Ditto the Sarah McLachlan song Angel. Which kind of sucks because I really like that song, but the images from those commercials have become to ingrained with hearing it.

The scene in Watership Down that gets me every time is when they tell Fiver that Hazel’s been shot, the look on his face and the way he finally finds him alive, all with Garfunkle’s song Bright Eyes playing.

But for me, the most gut-wrenching, heartbreaking, soul-crushingly sad thing I’ve ever scene is the Feline Fantasy segment from the animated film Allegro Non Troppo. And, like with Angel, the piece of music, Valse Triste (Sad Waltz) which its set to. Crying just typing this…

I cry at the end of just about every episode of Cold Case. Justice, righting wrongs, looking at the past… when the characters in the story morph from their young selves into their old selves. And when they play the music from the earlier era. Yikes. There was a rerun on yesterday about the death of an AIDS activist in 1983. At the end, after the crime was solved, one of the principal figures from the story in 83, now a mature man, stands and watches a present-day gay couple with their baby… something that was completely beyond his reach 25+ years before. Also the stories about civil rights- they always get to me… I tape the show because the reruns are on in the middle of the night and watch two or three in a row the next day.
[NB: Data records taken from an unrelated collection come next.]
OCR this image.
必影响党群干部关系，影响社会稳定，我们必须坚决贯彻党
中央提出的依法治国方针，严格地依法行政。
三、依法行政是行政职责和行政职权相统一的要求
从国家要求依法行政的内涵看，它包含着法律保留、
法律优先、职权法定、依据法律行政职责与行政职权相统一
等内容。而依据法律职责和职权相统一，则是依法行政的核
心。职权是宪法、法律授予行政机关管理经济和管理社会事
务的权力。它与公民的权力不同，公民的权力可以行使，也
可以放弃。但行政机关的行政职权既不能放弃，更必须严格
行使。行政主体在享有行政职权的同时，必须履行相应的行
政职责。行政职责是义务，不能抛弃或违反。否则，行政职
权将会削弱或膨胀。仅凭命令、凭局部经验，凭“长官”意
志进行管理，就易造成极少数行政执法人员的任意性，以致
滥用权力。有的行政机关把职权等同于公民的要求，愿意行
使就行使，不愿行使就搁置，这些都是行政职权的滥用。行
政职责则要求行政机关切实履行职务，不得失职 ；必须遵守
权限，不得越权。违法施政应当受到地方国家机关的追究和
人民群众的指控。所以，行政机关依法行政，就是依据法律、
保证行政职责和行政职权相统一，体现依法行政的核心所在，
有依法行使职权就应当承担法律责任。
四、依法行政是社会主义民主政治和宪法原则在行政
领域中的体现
My big old doggie sees me wailing at the end and comes an licks my elbow.

[How did I live without my DVR?]

Has anyone ever read the Oscar Wilde children’s book The Happy Prince? I stood in the library (where I worked at the time) and read it all the way through and cried and cried at the beautiful, poignant ending.

I agree with many examples that have been cited.

ETA: oh, yeah, the song “Memories,” from Cats. That song makes me cry in a painful way, not a cathartic way, so I avoid it.

The wife also cries like a baby when Captain Miller dies after telling Ryan to “earn this.” Especially since earlier he had revealed himself to be a humble high-school English teacher in real life and just wanted to get back home to his wife. We’ve watched this movie many times, and she loves it. Thailand largely sat the war out under Japanese occupation and has never been in a situation where able-bodied men from all walks of life clambered to join up. Most Thais know nothing of WWII. She’s truly impressed.

Call me a sook, but I heard a Bing Crosby song called the Littlest Angel on a Christmas record once. I presume it’s the same story. “Worn out strap of his faithful dog”…whoah. Utterly manipulative sentimental hogwash - and I go the blub like a little girl.
Annie Lennox singing “Into the West” from LotR. My sister had it played at my dad’s funeral. Kills me, just kills me.

The Last Post played on Anzac Day.

And this inscription on a war memorial by Housman:

*Here dead we lie because we did not choose to live and shame the land from which we sprung.

Life to be sure, is nothing much to lose, but young men think it is, and we were young.*

When Jim Henson died, the evening news showed part of his funeral service and “Rainbow Connection” was playing. I cried harder than at my own father’s funeral.

Without a doubt in my mind, the saddest movie in the world is “Paris, Texas” starring Harry Dean Stanton (who should have not only been nominated, but given an Oscar for his performance). It makes “Splendor in the Grass” look like a comedy. I bought it on Blu-Ray recently, but I haven’t been able to make myself watch it again, as it does make me cry like a bitch at the end, and I have enough to cry about in real life. It is a great work of art, so I’ll see it again sometime, but I don’t know when I’ll be able to work up the strength.

AllFree

Has anyone mentioned On Golden Pond yet?